The proportion of elderly suicides with psychiatric problems is relatively low compared with young age groups. Nevertheless, those elderly people who do suffer from psychiatric problems in general receive less medical care than the younger age groups. A long waiting period for psychiatric and other specialty treatments is not uncommon. More than 80% of the elderly suicides studied suffered from at least one type of chronic illness. It may be too simplistic to describe all cases as health-driven, but had better a medical service been available (in the form of shorter waiting periods and longer consultations), it would have reduced the pain and doubts caused by the illness.

5% of the cases studied lived in aged homes, about the same percentage as lived in residential settings. These persons were supposed to have been cared for and supervised 24 hours a day by someone trained in aged care. This raises the question of the quality of training given to aged home care staff. Many aged care providers in Hong Kong at present are not properly trained. Even where training is given, the focus is on the physical rather than the emotional or psycho-social needs of the elderly clients.

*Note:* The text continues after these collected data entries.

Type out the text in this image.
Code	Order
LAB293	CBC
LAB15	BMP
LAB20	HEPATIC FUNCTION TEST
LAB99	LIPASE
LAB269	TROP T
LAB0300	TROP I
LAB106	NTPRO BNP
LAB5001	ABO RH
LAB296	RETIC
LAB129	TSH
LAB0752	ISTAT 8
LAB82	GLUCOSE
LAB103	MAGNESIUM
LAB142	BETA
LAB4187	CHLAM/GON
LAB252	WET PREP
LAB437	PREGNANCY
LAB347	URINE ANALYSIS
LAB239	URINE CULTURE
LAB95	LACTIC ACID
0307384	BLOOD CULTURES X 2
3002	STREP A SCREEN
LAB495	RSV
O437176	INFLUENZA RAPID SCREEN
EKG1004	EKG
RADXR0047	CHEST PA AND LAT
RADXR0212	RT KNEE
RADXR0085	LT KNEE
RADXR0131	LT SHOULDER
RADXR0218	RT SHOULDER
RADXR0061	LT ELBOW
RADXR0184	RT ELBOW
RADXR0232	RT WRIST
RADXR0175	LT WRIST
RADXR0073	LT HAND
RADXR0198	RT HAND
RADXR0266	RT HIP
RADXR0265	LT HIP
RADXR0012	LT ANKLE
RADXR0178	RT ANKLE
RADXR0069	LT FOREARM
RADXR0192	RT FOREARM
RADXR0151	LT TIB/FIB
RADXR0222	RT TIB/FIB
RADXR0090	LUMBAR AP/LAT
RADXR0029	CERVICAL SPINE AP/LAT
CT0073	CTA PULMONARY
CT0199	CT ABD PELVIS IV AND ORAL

All the cases of attempted suicide testified to a feeling of worthlessness and not wanting to be a burden on those who looked after them. They neither planned beforehand, nor made any effort to avoid discovery. All of them said they would appreciate more attention, time and general emotional support while suffering discomfort, whether physical or mental. Whilst they were unsure whether, before the attempt, they would have welcomed a voluntary worker or befriender to listen to them, they did say that if the befriender was good (sympathetic, understanding) they would welcome further befriending if they had problems and would communicate their suicidal feelings to them if asked. These findings are encouraging, as they demonstrate that befriending of the distressed elderly seems possible as well as desirable.

Recommendations

Intervention in aged suicide will be a complex task and should involve changes at different levels of the current aged care system. Based on the study findings, our recommendations are as follows.

At policy level


Promote public awareness on the issue of aged suicide.
Strengthen family life education programmes to include aged care.
Improve medical services to meet the needs of elderly persons.
Develop community-based outreach counseling services for the elderly.
Promote an active lifestyle, particularly for the isolated elderly.
At practice and training levels:
Strengthen the assessment of suicidal risk in elderly persons.
Develop innovative intervention strategies focused on aged suicide.

At training level

Enhance training of medical professionals.
Intensify counselling skills of staff working in residential settings.
Focus of training should include attitude assessment and psycho-social needs.

Conclusion

Elderly suicide is an issue loaded with value judgement. It cannot be discussed from factors such as negative societal stereotypes and myths of the elderly, social isolation, inactive lifestyle and health-related stresses. Education and public awareness are vital to the prevention of elderly suicide. Campaigns to improve these should be targeted at the elderly themselves, mental health professionals, health care providers, volunteers, caregivers, family members, the media and the community at large. The elderly suicide phenomenon is a social problem that is not going to cure itself; it is a challenge to raise our collective consciousness, to develop innovative intervention programs to address the needs of our senior citizens.